What credit score do I need to buy a home?

The higher the better but generally you’ll need a FICO score of 620 or higher to get a home loan. This is the cutoff for ‘prime lending’. Banks will make sub-prime loans but the rates will be much higher and the requirements are strict.

Spend a year working on your credit score before you buy a home. The extra points you add to your FICO will save you thousands a year.

Are there special home buying programs that can help me?

Yes. Loan programs from the Veteran’s Administration, the USDA and the FHA can help some borrowers get better rates. Understand these programs and if you are eligible.

What is the minimum down payment I need to buy a home?

Most will say you can get a home loan for as little as 3% down with the help of some programs. This is technically true but sets you up to pay higher rates and thousands in primary mortgage insurance. That’s going to mean a much higher monthly payment.

Aim for at least 10% down as a minimum but putting 20% down will save you from paying PMI.

How low will a seller go in price negotiations?

This can vary but most sellers understand they will have to knock about 5% off from the asking price in negotiating. You can get an even better price if you come with non-price asks and evidence for how much the house is really worth.

Beyond researching similar home sales in the area, come to the negotiating table with things you can ask for that don’t include price. Ask the seller to cover more inspections or that they fix miscellaneous things in the house.

One last warning, how to avoid the biggest home buying scam ever!

We haven’t talked about home buying scams but there is one out there that I need to highlight. A friend of mine nearly lost her $50,000 down payment this summer and the scam is being used across the country.

Mortgage lenders know about it but are doing nothing to stop it.

Here’s how it works. You find your dream home and everything looks ready to go. Your closing date approaches and then you receive an email at the last minute. It’s an email directly from the closing agent, the company that is arranging the transfer of funds and final signatures.

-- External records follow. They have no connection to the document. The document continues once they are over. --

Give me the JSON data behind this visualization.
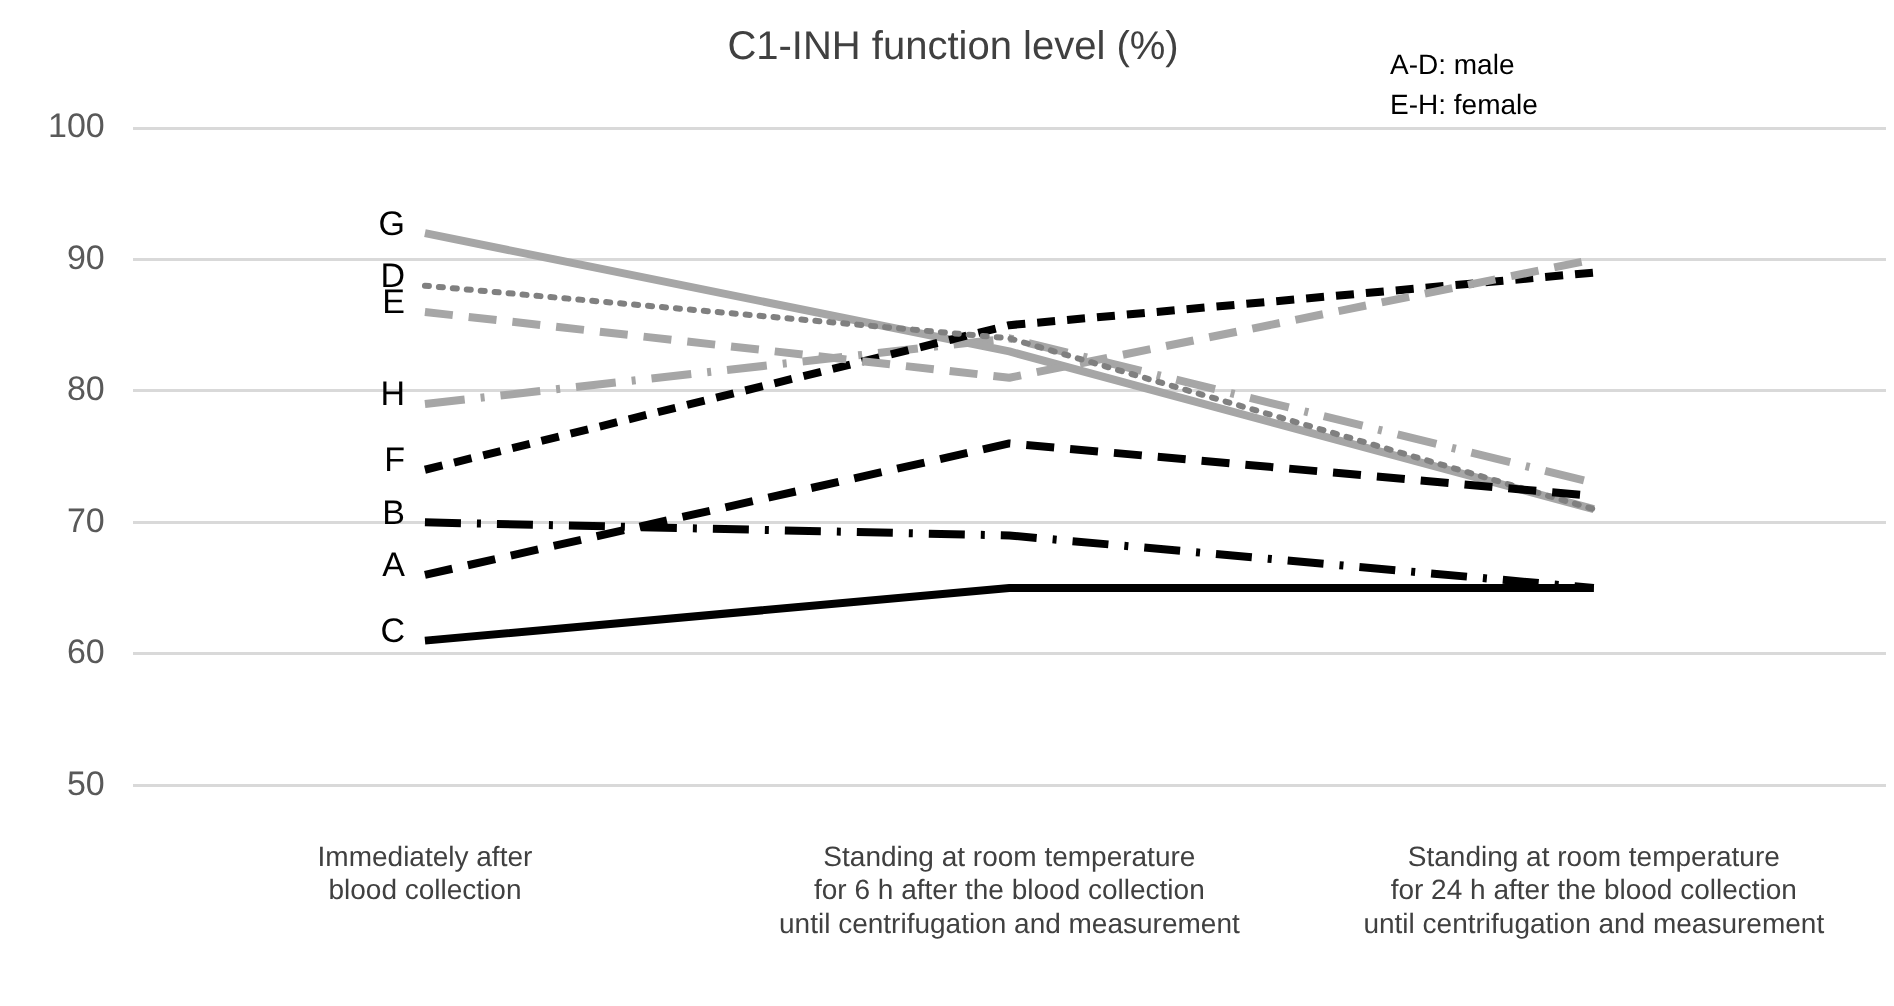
{
  "chart_data": {
    "type": "line",
    "title": "C1-INH function level (%)",
    "annotations": [
      "A-D: male",
      "E-H: female"
    ],
    "categories": [
      "Immediately after\nblood collection",
      "Standing at room temperature\nfor 6 h after the blood collection\nuntil centrifugation and measurement",
      "Standing at room temperature\nfor 24 h after the blood collection\nuntil centrifugation and measurement"
    ],
    "ylim": [
      50,
      100
    ],
    "yticks": [
      50,
      60,
      70,
      80,
      90,
      100
    ],
    "grid": "y",
    "legend": false,
    "marker": "none",
    "series": [
      {
        "name": "A",
        "color": "#000000",
        "line_style": "dashed",
        "values": [
          66,
          76,
          72
        ]
      },
      {
        "name": "B",
        "color": "#000000",
        "line_style": "dashdot",
        "values": [
          70,
          69,
          65
        ]
      },
      {
        "name": "C",
        "color": "#000000",
        "line_style": "solid",
        "values": [
          61,
          65,
          65
        ]
      },
      {
        "name": "D",
        "color": "#808080",
        "line_style": "dotted",
        "values": [
          88,
          84,
          71
        ]
      },
      {
        "name": "E",
        "color": "#a6a6a6",
        "line_style": "dashed",
        "values": [
          86,
          81,
          90
        ]
      },
      {
        "name": "F",
        "color": "#000000",
        "line_style": "shortdash",
        "values": [
          74,
          85,
          89
        ]
      },
      {
        "name": "G",
        "color": "#a6a6a6",
        "line_style": "solid",
        "values": [
          92,
          83,
          71
        ]
      },
      {
        "name": "H",
        "color": "#a6a6a6",
        "line_style": "longdashdot",
        "values": [
          79,
          84,
          73
        ]
      }
    ]
  }
}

The email includes new closing documents with a change to the wire instructions for your down payment. Everything looks legit so you call your bank to wire the funds before heading off to the closing.

When you get to your closing, the agent says they sent no such email.

What happened? Hackers have been targeting closing agent computer systems for years. They gain access and then wait until a closing date is set for a home purchase. Hours before the sale is set to close, they send the fake email to the buyer about the new bank instructions. The buyer trusts the email because it’s coming from the closing agent so they send their down payment…to the scammer’s bank account.

The closing agent for my friend knew this was a potential problem. They and the real estate agent had seen it happen before but didn’t warn my friend. It was only after five weeks and innumerable calls with several banks that she was able to get her down payment back. Other buyers haven’t been so lucky.

Always call the closing agent personally to confirm any new documents, especially those sent at the last minute!

That’s not to scare you out of buying a home. Scams still account for a fraction of a percent of home sales so don’t feel like it’s a dangerous process.

The home buying process can be a stressful one and it’s one of the biggest decisions you’ll make in your life. That doesn’t mean it can’t also be fun and lead to finding your dream home. Understand exactly what you want in a home and be patient until you find the perfect home.